Question

Hash Size Vs Read Identity, Mosaik Or Other Ngs Mapping Tools

2

Entering edit mode

13.4 years ago

Rm 8.3k

I working on Illumina reads mapping using Mosaik. From the manuals and literature, I learnt that "hash size" plays a role in mapping efficiency to reference, as well as computational time of run.

What I learnt (correct me if Iam worng): larger hash size -->less efficient mapping and shorter the run time.

But when Iam trying to standardise the Hash size for mapping to Drosophila genome. With no mismatches allowed and complete (100%) alignment of reads to reference. I am getting way more number of reads mapped to the reference at larger (hs-17) Hash size (compared to hs-16 to hs 11) and It runs many times faster.

I am little sceptical with this observation. Does "not allowing" any mismatches increases mapping efficiency? and also does number of hash positions per seed affect? I appreciate some light on this topic.

next-gen sequencing mapping • 3.4k views

ADD COMMENT • link updated 13.4 years ago by Mrawlins ▴ 430 • written 13.4 years ago by Rm 8.3k

score 3 · Answer 1 · 2010-11-22

It seems that the number associates with hs is not the size of the hash per se, but the size of nucleotide oligomer that gets put into the hash. So hs 17 will be a smaller hash of 17-bp sequences than hs 11 (11-bp sequences). The larger sequences will result in fewer random hits, but a sequence that's too long will have enough sequencing errors to give bad matches. That's what it seems like from their description.

Disallowing mismatches increases the algorithm's speed and memory efficiency. Thus it can consider more candidates in the same amount of time. The idea behind most of these algorithms is to look for an exact match (or near-exact match) of a "seed" sequence, then extend that seed. A fixed seed size is used, which seems to be what the hs parameter refers to. If the seed is short enough that mismatches are not expected (based on the sequencer's error rate and the mutation rate of the sample NA) then disallowing seed mismatches speeds things up with no effect on quality.
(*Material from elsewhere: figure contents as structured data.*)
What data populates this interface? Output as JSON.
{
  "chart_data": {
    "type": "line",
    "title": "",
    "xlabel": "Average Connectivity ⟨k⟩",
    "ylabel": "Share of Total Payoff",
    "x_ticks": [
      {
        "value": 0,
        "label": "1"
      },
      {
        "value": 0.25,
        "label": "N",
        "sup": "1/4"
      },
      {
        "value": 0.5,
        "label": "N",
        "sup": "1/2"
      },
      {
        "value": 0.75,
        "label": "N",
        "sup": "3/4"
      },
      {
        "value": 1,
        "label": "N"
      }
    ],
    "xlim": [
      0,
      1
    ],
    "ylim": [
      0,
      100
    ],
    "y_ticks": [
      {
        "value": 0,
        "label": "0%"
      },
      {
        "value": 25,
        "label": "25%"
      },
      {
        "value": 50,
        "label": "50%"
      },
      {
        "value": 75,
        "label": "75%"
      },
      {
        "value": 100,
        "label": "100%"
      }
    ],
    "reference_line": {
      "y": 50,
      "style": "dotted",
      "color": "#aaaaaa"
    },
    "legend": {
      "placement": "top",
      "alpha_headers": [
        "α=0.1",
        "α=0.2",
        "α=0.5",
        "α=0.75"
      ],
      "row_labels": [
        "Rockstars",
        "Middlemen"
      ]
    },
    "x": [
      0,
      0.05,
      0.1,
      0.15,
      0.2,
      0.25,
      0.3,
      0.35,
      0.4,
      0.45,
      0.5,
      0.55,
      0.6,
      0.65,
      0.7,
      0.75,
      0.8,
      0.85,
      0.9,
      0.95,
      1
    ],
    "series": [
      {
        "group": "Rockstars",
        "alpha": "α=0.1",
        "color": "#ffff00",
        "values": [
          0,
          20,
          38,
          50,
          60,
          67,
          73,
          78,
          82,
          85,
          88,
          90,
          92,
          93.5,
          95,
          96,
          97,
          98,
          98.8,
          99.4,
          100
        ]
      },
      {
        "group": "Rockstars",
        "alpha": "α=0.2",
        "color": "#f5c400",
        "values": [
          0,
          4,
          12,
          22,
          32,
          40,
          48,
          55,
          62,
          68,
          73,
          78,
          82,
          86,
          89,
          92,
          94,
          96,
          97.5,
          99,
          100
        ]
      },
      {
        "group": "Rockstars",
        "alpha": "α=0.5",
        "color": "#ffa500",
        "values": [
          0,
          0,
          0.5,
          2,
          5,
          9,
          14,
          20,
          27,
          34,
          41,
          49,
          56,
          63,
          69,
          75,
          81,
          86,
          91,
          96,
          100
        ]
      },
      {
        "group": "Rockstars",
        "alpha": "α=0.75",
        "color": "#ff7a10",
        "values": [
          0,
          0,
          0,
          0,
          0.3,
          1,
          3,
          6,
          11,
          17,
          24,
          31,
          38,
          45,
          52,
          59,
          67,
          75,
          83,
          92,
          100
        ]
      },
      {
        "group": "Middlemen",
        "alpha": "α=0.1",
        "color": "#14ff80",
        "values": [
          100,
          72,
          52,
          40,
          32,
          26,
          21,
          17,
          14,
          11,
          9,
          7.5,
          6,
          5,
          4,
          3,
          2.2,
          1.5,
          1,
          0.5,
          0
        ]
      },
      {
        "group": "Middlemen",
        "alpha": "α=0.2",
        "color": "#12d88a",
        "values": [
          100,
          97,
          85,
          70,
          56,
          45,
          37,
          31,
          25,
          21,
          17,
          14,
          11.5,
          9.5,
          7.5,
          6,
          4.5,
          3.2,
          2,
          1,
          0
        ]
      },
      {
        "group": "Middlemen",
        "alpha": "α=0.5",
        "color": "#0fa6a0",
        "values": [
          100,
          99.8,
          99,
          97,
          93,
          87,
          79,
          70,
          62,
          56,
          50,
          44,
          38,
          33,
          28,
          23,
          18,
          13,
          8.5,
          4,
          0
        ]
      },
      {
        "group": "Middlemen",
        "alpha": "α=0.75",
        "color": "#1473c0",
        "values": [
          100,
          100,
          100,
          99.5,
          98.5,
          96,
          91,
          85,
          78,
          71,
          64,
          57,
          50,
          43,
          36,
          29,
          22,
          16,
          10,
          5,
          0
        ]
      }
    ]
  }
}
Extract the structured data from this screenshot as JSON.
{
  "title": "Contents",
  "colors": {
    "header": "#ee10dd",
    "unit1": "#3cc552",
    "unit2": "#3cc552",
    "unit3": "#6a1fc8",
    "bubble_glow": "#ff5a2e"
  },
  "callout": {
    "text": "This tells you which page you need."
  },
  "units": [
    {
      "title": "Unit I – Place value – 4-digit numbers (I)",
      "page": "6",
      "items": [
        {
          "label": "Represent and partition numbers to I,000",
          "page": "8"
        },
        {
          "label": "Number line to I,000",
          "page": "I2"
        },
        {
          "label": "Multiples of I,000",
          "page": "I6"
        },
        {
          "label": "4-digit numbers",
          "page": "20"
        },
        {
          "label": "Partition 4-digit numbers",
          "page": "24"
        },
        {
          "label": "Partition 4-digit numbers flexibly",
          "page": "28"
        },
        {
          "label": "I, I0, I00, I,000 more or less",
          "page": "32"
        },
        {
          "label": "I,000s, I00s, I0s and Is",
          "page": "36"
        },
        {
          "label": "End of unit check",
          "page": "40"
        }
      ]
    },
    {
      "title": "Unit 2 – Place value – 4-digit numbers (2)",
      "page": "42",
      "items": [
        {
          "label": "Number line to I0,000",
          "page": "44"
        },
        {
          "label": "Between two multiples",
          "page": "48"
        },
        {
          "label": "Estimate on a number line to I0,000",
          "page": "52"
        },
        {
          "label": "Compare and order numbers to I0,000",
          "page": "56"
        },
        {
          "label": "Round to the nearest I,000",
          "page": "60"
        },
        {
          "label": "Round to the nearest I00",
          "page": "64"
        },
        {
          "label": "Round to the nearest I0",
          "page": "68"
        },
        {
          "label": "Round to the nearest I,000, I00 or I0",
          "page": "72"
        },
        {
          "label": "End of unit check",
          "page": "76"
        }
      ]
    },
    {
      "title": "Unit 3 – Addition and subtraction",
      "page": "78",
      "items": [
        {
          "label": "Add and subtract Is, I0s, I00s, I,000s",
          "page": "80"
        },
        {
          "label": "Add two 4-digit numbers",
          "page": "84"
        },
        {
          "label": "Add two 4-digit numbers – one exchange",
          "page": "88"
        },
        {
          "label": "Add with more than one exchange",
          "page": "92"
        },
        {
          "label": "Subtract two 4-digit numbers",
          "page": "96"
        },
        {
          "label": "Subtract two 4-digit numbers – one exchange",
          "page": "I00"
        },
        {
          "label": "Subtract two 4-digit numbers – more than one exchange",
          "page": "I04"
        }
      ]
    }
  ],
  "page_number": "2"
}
In your case, I would expect a 17-bp hash size to run faster than 11-bp, as there will be fewer potential hits for any given sequence (i.e. each sequence hashed is more likely to be unique). I would also expect it to be more accurate, since fewer random matches will be tried out and the probability of false positive/negative results decreases. I expect that trend to continue until the hash size is so large that the probability of a mutation or sequencing error becomes large, at which point it will still speed up, but lose accuracy.

By way of information, the computer scientists have a definition of the term hash size that is completely different from this use of the term hash size.